Senior leaders discuss Total Force Integration
By Jaimi Chafin, Headquarters Air Force Reserve Command
/ Published March 25, 2021
ROBINS AIR FORCE BASE, Ga. --
The Space Force, COVID-19, diversity and transitioning between the various Air Force components were among the hot topics when Lt. Gen. Richard Scobee, chief of the Air Force Reserve and commander of Air Force Reserve Command, joined the director of the Air National Guard and the Air Force director of staff for a roundtable discussion during the all-virtual Total Force Integration Symposium March 23.
Scobee teamed up with Lt. Gen. Timothy Fay, the Air Force director of staff, and Lt. Gen. Michael Loh, the Air National Guard director, to answer questions sent in before and during the panel by participants.
The three leaders agreed that the Reserve and Guard bring a unique capability to the Air Force and that making transitioning between the various components and statuses easier for all Airmen should be a priority.
“We need to change the status to best suit the needs of the Airmen and their families,” Scobee said. “What is the right pay that makes sense for the situation? What is the right set of benefits? We need to tear down any barriers to service.”
“No matter what component you serve in, you should be able to seamlessly transition between them,” said Loh. “We all have unique skill sets and a diverse team performs better.”
Fay said that current Total Force recruiting commercials highlight all of the Air Force components and encourage new recruits to join the component that best suits them.
“Not just the active duty, Guard and Reserve, but our civilian teammates too,” he said. “This is the future. We want you to serve where you can serve and how you can serve. It makes us a more powerful team.”
All three generals said they were synchronized with Chief of Staff of the Air Force Gen.

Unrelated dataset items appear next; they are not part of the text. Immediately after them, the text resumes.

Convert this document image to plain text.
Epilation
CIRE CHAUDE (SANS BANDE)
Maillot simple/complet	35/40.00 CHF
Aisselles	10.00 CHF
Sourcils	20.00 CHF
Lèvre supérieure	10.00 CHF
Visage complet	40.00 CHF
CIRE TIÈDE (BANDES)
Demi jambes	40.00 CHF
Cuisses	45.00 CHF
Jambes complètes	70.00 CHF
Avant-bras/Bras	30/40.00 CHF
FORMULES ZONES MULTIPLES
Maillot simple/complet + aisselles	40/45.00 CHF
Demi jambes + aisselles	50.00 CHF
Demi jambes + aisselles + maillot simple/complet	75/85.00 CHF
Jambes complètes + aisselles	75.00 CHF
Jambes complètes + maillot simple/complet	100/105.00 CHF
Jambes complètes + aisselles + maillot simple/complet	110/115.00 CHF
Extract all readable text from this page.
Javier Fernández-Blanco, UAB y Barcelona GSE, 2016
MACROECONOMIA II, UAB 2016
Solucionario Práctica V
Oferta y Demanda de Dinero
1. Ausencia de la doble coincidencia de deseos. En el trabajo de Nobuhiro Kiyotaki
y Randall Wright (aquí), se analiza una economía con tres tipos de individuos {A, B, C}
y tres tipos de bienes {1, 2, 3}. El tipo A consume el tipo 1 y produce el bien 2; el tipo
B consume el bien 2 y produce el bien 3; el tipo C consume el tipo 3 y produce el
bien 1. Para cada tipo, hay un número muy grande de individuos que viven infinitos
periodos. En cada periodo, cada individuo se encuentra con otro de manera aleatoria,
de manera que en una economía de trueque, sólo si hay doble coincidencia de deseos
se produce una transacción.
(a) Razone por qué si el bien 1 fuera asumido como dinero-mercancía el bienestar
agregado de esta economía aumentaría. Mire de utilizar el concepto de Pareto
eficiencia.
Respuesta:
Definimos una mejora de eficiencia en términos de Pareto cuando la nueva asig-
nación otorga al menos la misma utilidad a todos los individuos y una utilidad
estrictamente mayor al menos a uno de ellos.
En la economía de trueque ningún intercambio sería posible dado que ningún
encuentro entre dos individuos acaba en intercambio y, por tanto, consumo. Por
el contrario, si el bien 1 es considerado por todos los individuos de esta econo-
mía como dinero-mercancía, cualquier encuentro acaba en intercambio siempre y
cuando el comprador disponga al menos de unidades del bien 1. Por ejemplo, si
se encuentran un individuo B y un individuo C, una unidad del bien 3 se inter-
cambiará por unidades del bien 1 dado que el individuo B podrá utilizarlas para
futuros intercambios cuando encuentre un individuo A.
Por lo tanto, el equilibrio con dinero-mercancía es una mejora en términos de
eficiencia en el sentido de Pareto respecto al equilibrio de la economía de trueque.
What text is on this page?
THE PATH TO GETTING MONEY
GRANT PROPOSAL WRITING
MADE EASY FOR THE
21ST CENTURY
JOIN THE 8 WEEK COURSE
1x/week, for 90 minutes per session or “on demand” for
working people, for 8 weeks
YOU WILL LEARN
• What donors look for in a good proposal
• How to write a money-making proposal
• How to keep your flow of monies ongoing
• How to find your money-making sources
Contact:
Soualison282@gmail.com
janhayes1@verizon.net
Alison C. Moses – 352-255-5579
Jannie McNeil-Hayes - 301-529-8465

Charles Q. Brown Jr.’s “accelerate change or lose” strategic directive.
“Our lines of effort are in lockstep with the CSAF and we’re making sure our Airmen can operate independently and build trust in their units,” Scobee said. “We want them to feel empowered to take smart risks to improve. We want to make sure our Airmen know they have a voice in what we’re doing. It’s a warfighting imperative.”
When asked how the Air Reserve Component would integrate with the Space Force, Scobee said the Guard and Reserve contribute greatly to the space mission and the challenge going forward would be how to bring everything together, especially from a manpower perspective.
“We sit in a unique time when we’ve created a Space Force and we’re focused on setting it up for success,” he said. “I’m pretty excited and impressed with how they’re going about this. We’re going to get it right. That’s my promise to you.”
Moving on, the generals discussed the challenges and opportunities brought on by the COVID-19 pandemic.
“When the nation needed us, we answered the call and we demanded a lot of our Airmen,” Loh said. “The lessons of COVID are huge for our nation. We empowered our leaders throughout the 90 wings and said let us know what you’re doing and we’ll figure out how to get around the barricades.”
Scobee said that never before has the Reserve surged to take care of Americans like it did when the pandemic hit. His team worked to provide decision space for commanders at the local level because they would be able to make the best decisions based on local conditions.
“Not one command team didn’t make great decisions,” he said. “The capabilities we were able to push out were incredible.”
A running theme throughout the discussion was the power behind diversity.
“Diversity is the strength of our nation and our adversaries don’t share that attribute,” Fay said. “It drives our innovation and we need to do better.”
He said respect for every Airmen will ensure they can bring their greatest strengths to the team.
“It’s about respect for each other, our culture, our nation and our values,” he said. “We have to value each other because that is the way we win.”
Scobee said that racism and extremism were incompatible with service to the country.
“Diversity and inclusion are warfighting imperatives,” he said. “We can’t provide combat power without them.”
He also said that strength in the organization comes from having robust diversity in all areas.
“Why would we exclude any population when we’re trying to be the best we can be for America?” he said.
“When bringing different background skillsets and viewpoints together, you get a more robust solution,” Loh said. “You’ll quickly find out as a commander and a leader that you want someone around you who is different from you.”